Reciprocal Function is Unbounded

[Bashyboy]

Homework Statement

Let $f : (0,\infty) \to \Bbb{R} - \{0\}$. If $\frac{1}{f}$ is unbounded on every interval containing $x=3$, will $\lim_{x \to 3} f(x) = 0$?

Homework Equations

The Attempt at a Solution

Consider the function

$$f(x) = \begin{cases} 1, & x \in \Bbb{Q} \cap (0,\infty) \\ x-3, & x \notin \Bbb{Q} \cap (0, \infty) \\ \end{cases}$$

Let $x_n \notin \Bbb{Q} \cap (0,\infty)$ be an irrational sequence converging to $3$. Then $\lim_{n \to \infty} \frac{1}{f(x_n)} = \lim_{n \to 3} \frac{1}{x_n -3} = \pm \infty$ (I am abusing notation out of laziness).
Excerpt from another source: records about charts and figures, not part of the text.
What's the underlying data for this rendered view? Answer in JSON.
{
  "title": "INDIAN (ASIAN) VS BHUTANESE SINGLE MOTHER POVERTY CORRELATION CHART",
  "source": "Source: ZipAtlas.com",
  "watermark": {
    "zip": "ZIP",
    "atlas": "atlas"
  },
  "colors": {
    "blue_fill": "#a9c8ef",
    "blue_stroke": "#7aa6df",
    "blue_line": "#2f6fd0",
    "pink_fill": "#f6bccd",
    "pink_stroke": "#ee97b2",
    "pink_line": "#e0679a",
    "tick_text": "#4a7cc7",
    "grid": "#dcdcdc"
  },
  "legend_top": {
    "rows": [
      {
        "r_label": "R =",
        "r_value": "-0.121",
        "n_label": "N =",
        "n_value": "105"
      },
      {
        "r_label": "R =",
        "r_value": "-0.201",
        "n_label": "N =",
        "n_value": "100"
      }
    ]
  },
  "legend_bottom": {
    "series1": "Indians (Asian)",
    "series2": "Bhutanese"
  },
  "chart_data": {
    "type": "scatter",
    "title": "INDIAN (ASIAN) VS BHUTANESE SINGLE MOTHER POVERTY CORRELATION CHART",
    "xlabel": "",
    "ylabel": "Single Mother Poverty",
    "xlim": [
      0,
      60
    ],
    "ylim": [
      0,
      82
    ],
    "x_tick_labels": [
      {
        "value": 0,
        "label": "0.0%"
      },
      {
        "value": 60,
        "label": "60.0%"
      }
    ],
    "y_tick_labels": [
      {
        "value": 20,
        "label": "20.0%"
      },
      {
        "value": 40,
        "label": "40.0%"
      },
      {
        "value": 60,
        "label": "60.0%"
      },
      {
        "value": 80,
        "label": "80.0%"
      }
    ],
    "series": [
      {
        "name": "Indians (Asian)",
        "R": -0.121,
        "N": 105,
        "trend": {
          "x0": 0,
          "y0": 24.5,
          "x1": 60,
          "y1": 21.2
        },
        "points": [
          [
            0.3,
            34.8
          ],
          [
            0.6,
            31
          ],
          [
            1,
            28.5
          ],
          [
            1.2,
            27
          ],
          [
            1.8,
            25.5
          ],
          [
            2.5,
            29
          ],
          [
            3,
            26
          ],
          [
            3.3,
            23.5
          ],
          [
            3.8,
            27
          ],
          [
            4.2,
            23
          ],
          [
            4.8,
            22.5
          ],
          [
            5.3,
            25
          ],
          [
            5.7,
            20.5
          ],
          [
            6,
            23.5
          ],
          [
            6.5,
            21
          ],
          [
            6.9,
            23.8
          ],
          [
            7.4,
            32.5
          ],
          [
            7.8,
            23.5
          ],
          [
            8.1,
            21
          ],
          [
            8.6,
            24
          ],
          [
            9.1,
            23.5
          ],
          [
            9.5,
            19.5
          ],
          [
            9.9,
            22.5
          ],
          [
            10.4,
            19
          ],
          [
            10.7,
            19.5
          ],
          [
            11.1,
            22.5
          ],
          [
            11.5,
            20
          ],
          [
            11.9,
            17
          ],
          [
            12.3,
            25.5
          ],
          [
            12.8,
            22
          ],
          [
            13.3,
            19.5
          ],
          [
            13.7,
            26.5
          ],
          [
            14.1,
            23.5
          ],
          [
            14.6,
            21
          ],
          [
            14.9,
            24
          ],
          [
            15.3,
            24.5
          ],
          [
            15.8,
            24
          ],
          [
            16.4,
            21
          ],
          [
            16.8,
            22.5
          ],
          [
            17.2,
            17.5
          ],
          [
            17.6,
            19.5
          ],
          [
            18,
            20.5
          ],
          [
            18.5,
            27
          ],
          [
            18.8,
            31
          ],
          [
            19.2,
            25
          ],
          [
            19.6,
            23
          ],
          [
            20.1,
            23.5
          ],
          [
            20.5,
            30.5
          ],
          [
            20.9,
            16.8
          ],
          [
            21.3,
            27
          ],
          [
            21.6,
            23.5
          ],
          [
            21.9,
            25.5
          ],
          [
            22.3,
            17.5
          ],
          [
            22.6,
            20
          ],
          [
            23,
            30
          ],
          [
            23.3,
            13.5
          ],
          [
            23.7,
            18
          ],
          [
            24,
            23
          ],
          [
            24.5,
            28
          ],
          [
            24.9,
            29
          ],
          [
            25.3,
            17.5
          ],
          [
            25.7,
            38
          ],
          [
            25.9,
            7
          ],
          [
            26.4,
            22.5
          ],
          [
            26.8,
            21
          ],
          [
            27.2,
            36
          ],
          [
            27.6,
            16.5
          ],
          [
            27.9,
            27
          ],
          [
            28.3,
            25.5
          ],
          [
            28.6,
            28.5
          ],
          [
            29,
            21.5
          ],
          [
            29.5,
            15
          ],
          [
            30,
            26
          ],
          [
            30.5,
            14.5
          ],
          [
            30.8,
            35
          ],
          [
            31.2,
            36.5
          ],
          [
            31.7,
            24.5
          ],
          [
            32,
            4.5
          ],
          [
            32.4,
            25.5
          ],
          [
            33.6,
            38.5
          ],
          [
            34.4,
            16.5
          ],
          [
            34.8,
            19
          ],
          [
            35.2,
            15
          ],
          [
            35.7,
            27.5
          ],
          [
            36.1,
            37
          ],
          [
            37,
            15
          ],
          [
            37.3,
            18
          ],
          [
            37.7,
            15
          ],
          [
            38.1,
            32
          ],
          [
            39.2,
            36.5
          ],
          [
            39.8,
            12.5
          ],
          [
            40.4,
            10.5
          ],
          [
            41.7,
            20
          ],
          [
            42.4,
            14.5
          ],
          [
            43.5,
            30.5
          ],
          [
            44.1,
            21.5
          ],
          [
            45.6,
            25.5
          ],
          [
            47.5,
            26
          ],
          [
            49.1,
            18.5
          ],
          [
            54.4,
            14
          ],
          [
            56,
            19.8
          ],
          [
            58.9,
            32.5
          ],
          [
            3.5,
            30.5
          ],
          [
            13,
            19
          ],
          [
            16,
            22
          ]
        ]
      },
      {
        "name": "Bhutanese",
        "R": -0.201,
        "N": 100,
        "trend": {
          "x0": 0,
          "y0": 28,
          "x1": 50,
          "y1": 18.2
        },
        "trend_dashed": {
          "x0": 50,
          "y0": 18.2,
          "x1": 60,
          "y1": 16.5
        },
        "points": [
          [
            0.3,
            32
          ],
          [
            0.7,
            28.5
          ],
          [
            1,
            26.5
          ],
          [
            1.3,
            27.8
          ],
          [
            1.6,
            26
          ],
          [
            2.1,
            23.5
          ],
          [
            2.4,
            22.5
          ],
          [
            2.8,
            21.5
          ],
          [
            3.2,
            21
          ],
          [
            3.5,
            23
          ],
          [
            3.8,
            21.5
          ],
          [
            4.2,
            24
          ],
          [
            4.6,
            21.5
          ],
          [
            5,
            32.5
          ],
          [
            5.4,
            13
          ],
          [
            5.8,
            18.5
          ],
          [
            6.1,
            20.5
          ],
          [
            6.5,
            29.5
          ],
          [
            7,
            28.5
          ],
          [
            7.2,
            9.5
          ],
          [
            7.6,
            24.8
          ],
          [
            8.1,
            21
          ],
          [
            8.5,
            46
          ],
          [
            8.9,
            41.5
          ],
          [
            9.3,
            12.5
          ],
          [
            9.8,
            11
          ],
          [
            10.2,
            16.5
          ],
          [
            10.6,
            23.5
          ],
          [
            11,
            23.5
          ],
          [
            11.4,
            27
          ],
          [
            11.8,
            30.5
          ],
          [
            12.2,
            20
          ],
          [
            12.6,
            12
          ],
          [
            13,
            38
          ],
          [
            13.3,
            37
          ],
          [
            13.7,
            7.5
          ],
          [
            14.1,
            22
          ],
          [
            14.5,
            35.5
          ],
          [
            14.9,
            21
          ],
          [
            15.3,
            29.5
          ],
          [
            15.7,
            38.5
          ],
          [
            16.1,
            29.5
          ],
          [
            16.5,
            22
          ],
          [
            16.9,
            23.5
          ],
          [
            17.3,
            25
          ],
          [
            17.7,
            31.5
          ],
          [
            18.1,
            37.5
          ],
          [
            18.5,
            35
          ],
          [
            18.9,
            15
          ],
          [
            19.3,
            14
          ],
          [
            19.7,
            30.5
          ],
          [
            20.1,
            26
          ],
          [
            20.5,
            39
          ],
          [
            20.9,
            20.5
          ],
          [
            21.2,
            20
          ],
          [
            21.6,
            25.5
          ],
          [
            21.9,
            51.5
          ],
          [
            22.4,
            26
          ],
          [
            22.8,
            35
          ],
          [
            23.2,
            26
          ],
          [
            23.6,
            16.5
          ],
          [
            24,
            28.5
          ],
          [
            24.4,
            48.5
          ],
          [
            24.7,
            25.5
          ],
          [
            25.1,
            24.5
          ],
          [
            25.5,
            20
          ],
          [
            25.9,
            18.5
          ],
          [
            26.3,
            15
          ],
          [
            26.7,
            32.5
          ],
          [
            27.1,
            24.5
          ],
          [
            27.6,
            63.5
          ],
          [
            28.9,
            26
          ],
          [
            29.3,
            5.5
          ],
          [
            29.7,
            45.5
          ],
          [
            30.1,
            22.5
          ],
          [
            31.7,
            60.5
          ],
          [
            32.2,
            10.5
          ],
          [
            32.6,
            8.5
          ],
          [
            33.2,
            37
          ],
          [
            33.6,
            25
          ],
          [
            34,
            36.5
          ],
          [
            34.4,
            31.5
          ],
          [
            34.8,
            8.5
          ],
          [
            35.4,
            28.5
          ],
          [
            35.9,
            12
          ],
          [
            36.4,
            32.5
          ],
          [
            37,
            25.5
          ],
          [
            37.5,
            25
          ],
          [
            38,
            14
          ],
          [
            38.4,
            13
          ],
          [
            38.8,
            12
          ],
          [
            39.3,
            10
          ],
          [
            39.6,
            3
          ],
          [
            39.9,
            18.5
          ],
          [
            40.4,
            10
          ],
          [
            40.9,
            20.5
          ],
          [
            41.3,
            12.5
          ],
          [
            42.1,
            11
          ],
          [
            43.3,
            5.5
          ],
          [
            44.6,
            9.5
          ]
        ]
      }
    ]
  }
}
This shows that $\frac{1}{f}$ is unbounded on every interval of containing $3$. Now let $r_n \in \Bbb{Q} \cap (0, \infty)$ be a rational sequence converging to $3$. Then $\lim_{n \to \infty} f(r_n) = \lim_{n \to \infty} 1 = 1 \neq 0$.

How does this sound? What if $f$ is required to be continuous; will the theorem hold?

 

[andrewkirk]

Yes that is correct. If $f$ is continuous the theorem will not hold - although that needs to be proven.